Nahri didn’t buy his false optimism, and as the chanting grew louder, the soldier’s gray eyes widened. Though she couldn’t hear the djinn instigator over the shouts of the crowd, she saw him gesticulate to the mob of men below. He pointed defiantly at the Daeva Gate, and a roar went through them.

Nahri’s heart raced. Daeva men and women, young and old, were rushing down the manicured streets and vanishing into the pretty stone buildings surrounding them. About a dozen men worked to quickly seal doors and windows, their bare hands the bright crimson of a blacksmith’s tools. But they’d only completed about half the buildings, and the mob was close. Farther down the street, a toddler wailed as its mother pounded desperately on a locked door.

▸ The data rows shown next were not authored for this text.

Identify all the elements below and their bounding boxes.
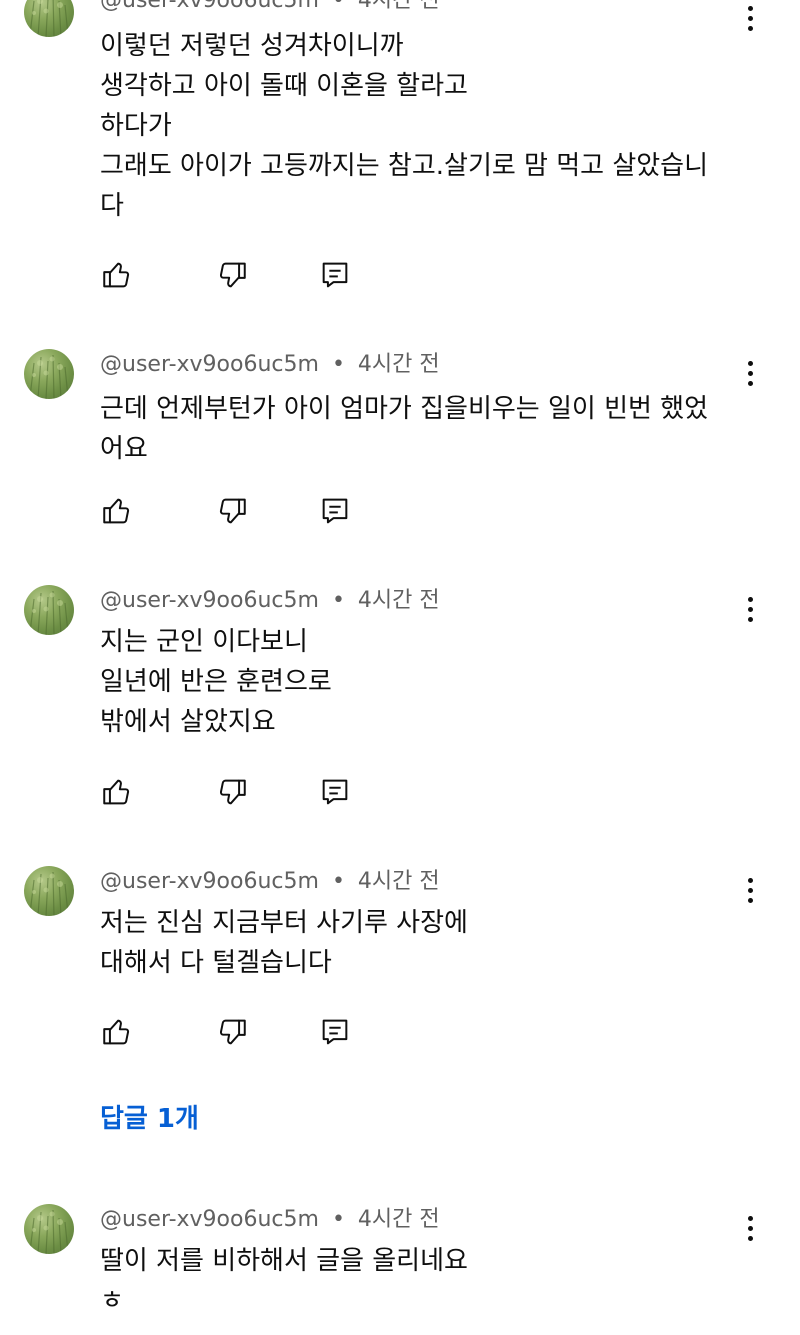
meta-separator: •	[331, 588, 345, 613]
comment-time: 4시간 전	[357, 352, 440, 377]
dislike-icon[interactable]	[215, 258, 249, 292]
like-icon[interactable]	[100, 1015, 134, 1049]
comment-time: 4시간 전	[357, 1207, 440, 1232]
reply-icon[interactable]	[318, 1015, 352, 1049]
avatar[interactable]	[24, 0, 74, 37]
comment-line: 그래도 아이가 고등까지는 참고.살기로 맘 먹고 살았습니	[100, 151, 709, 181]
comment-meta: @user-xv9oo6uc5m • 4시간 전	[100, 0, 440, 16]
comment-time: 4시간 전	[357, 869, 440, 894]
meta-separator: •	[331, 1207, 345, 1232]
dislike-icon[interactable]	[215, 494, 249, 528]
comment-line: 어요	[100, 434, 148, 464]
comment-text: 저는 진심 지금부터 사기루 사장에 대해서 다 털겔습니다	[100, 903, 740, 983]
comment-text: 지는 군인 이다보니 일년에 반은 훈련으로 밖에서 살았지요	[100, 622, 740, 742]
comment-line: 근데 언제부턴가 아이 엄마가 집을비우는 일이 빈번 했었	[100, 394, 709, 424]
more-vert-icon[interactable]	[736, 0, 764, 38]
reply-icon[interactable]	[318, 258, 352, 292]
meta-separator: •	[331, 869, 345, 894]
author-name[interactable]: @user-xv9oo6uc5m	[100, 1207, 319, 1232]
author-name[interactable]: @user-xv9oo6uc5m	[100, 588, 319, 613]
like-icon[interactable]	[100, 258, 134, 292]
more-vert-icon[interactable]	[736, 589, 764, 629]
more-vert-icon[interactable]	[736, 870, 764, 910]
more-vert-icon[interactable]	[736, 1208, 764, 1248]
reply-icon[interactable]	[318, 494, 352, 528]
like-icon[interactable]	[100, 494, 134, 528]
comment-line: ㅎ	[100, 1286, 124, 1316]
avatar[interactable]	[24, 866, 74, 916]
more-vert-icon[interactable]	[736, 353, 764, 393]
comment-meta: @user-xv9oo6uc5m • 4시간 전	[100, 586, 440, 616]
dislike-icon[interactable]	[215, 775, 249, 809]
comment-meta: @user-xv9oo6uc5m • 4시간 전	[100, 350, 440, 380]
comment-line: 딸이 저를 비하해서 글을 올리네요	[100, 1246, 468, 1276]
comment-line: 이렇던 저렇던 성겨차이니까	[100, 31, 404, 61]
comment-meta: @user-xv9oo6uc5m • 4시간 전	[100, 1205, 440, 1235]
comment-time: 4시간 전	[357, 588, 440, 613]
avatar[interactable]	[24, 349, 74, 399]
comment-line: 대해서 다 털겔습니다	[100, 948, 332, 978]
comment-line: 지는 군인 이다보니	[100, 627, 308, 657]
avatar[interactable]	[24, 585, 74, 635]
comment-time: 4시간 전	[357, 0, 440, 13]
reply-icon[interactable]	[318, 775, 352, 809]
comment-line: 밖에서 살았지요	[100, 707, 276, 737]
comment-line: 생각하고 아이 돌때 이혼을 할라고	[100, 71, 468, 101]
comment-line: 다	[100, 191, 124, 221]
replies-toggle-link[interactable]: 답글 1개	[100, 1101, 199, 1137]
comment-text: 이렇던 저렇던 성겨차이니까 생각하고 아이 돌때 이혼을 할라고 하다가 그래…	[100, 26, 740, 226]
author-name[interactable]: @user-xv9oo6uc5m	[100, 869, 319, 894]
comment-text: 근데 언제부턴가 아이 엄마가 집을비우는 일이 빈번 했었 어요	[100, 389, 740, 469]
avatar[interactable]	[24, 1204, 74, 1254]
author-name[interactable]: @user-xv9oo6uc5m	[100, 0, 319, 13]
comment-meta: @user-xv9oo6uc5m • 4시간 전	[100, 867, 440, 897]
comment-line: 하다가	[100, 111, 172, 141]
comment-line: 저는 진심 지금부터 사기루 사장에	[100, 908, 468, 938]
dislike-icon[interactable]	[215, 1015, 249, 1049]
author-name[interactable]: @user-xv9oo6uc5m	[100, 352, 319, 377]
meta-separator: •	[331, 352, 345, 377]
comment-text: 딸이 저를 비하해서 글을 올리네요 ㅎ	[100, 1241, 740, 1321]
comment-line: 일년에 반은 훈련으로	[100, 667, 332, 697]
meta-separator: •	[331, 0, 345, 13]
like-icon[interactable]	[100, 775, 134, 809]
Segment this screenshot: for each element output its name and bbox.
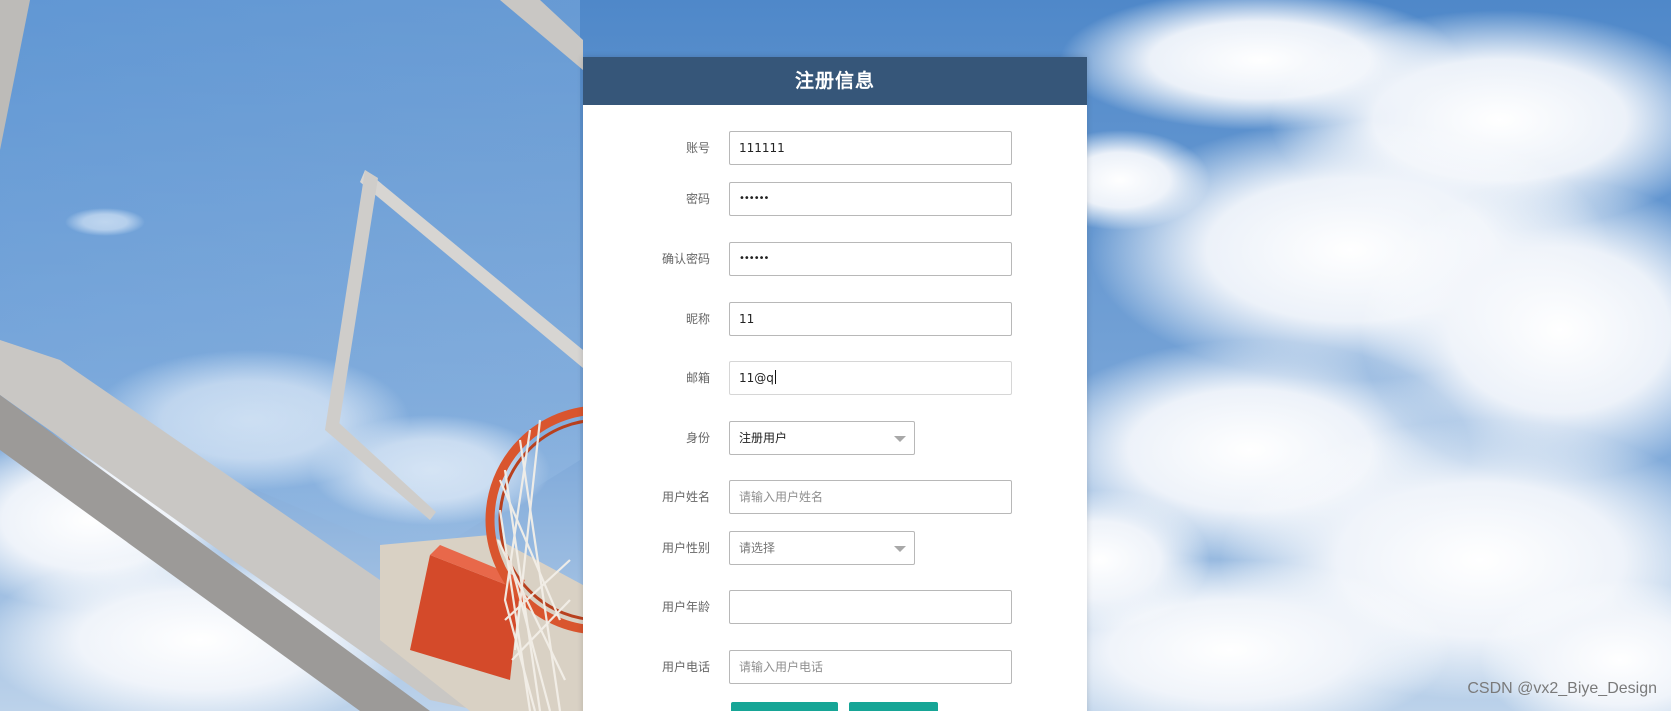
chevron-down-icon [894, 436, 906, 442]
email-input-value: 11@q [739, 371, 774, 385]
user-phone-input[interactable]: 请输入用户电话 [729, 650, 1012, 684]
registration-page: 注册信息 账号 111111 密码 •••••• 确认密码 •••••• 昵称 … [0, 0, 1671, 711]
user-gender-row: 用户性别 请选择 [583, 531, 1087, 565]
user-name-label: 用户姓名 [661, 490, 710, 504]
text-cursor [774, 370, 776, 384]
password-label: 密码 [685, 192, 710, 206]
account-label: 账号 [685, 141, 710, 155]
user-age-label: 用户年龄 [661, 600, 710, 614]
nickname-input[interactable]: 11 [729, 302, 1012, 336]
user-phone-label: 用户电话 [661, 660, 710, 674]
email-row: 邮箱 11@q [583, 361, 1087, 395]
password-input[interactable]: •••••• [729, 182, 1012, 216]
account-input[interactable]: 111111 [729, 131, 1012, 165]
register-button[interactable] [731, 702, 838, 711]
role-select[interactable]: 注册用户 [729, 421, 915, 455]
login-button[interactable] [849, 702, 938, 711]
watermark: CSDN @vx2_Biye_Design [1467, 680, 1657, 697]
user-age-input[interactable] [729, 590, 1012, 624]
password-row: 密码 •••••• [583, 182, 1087, 216]
email-input[interactable]: 11@q [729, 361, 1012, 395]
chevron-down-icon [894, 546, 906, 552]
nickname-label: 昵称 [685, 312, 710, 326]
user-name-row: 用户姓名 请输入用户姓名 [583, 480, 1087, 514]
role-row: 身份 注册用户 [583, 421, 1087, 455]
confirm-password-input[interactable]: •••••• [729, 242, 1012, 276]
user-gender-select-placeholder: 请选择 [739, 541, 776, 555]
email-label: 邮箱 [685, 371, 710, 385]
user-gender-select[interactable]: 请选择 [729, 531, 915, 565]
form-title: 注册信息 [583, 57, 1087, 105]
role-select-value: 注册用户 [739, 431, 788, 445]
user-gender-label: 用户性别 [661, 541, 710, 555]
registration-form-card: 注册信息 账号 111111 密码 •••••• 确认密码 •••••• 昵称 … [583, 57, 1087, 711]
role-label: 身份 [685, 431, 710, 445]
confirm-password-label: 确认密码 [661, 252, 710, 266]
confirm-password-row: 确认密码 •••••• [583, 242, 1087, 276]
nickname-row: 昵称 11 [583, 302, 1087, 336]
account-row: 账号 111111 [583, 131, 1087, 165]
user-phone-row: 用户电话 请输入用户电话 [583, 650, 1087, 684]
user-age-row: 用户年龄 [583, 590, 1087, 624]
user-name-input[interactable]: 请输入用户姓名 [729, 480, 1012, 514]
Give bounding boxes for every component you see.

Something hardened in Dara’s face. Before Nahri could do anything, he snatched the scythe away from the Geziri soldier and shoved him to the ground.

“Useless dog.” Dara gave the doors a halfhearted tug, and when they didn’t budge, he sighed, sounding more irritated than worried. He turned toward the crowd.

Nahri panicked. “Dara, I don’t think . . .”

He ignored her and crossed the plaza toward the mob, twisting the scythe in his hands as if to test the weapon’s weight. With the rest of the Daevas behind the gate, he was alone—a single man facing hundreds. The sight must have struck the crowd as amusing; Nahri caught sight of a few puzzled faces and heard laughter.

The shafit man hopped down from the fountain with a grin. “Can it be . . . is there at least one fire worshipper with some courage?”

Dara shaded his eyes with one hand and pointed the scythe at the crowd with the other. “Tell that rabble to go home. No one is tearing through any Daeva homes today.”

“We have cause,” the man insisted. “Your people stole back a convert woman.”

“Go home,” Dara repeated. Without waiting for a response, he turned back toward the gate. At Nahri’s side, one of the winged lions seemed to shudder. She startled, but when she glanced over, the statue was still.

“Or what?” The shafit man started after Dara.

Still standing with his back to the crowd, Dara caught Nahri’s eye as he pulled off the turban that partially covered his face.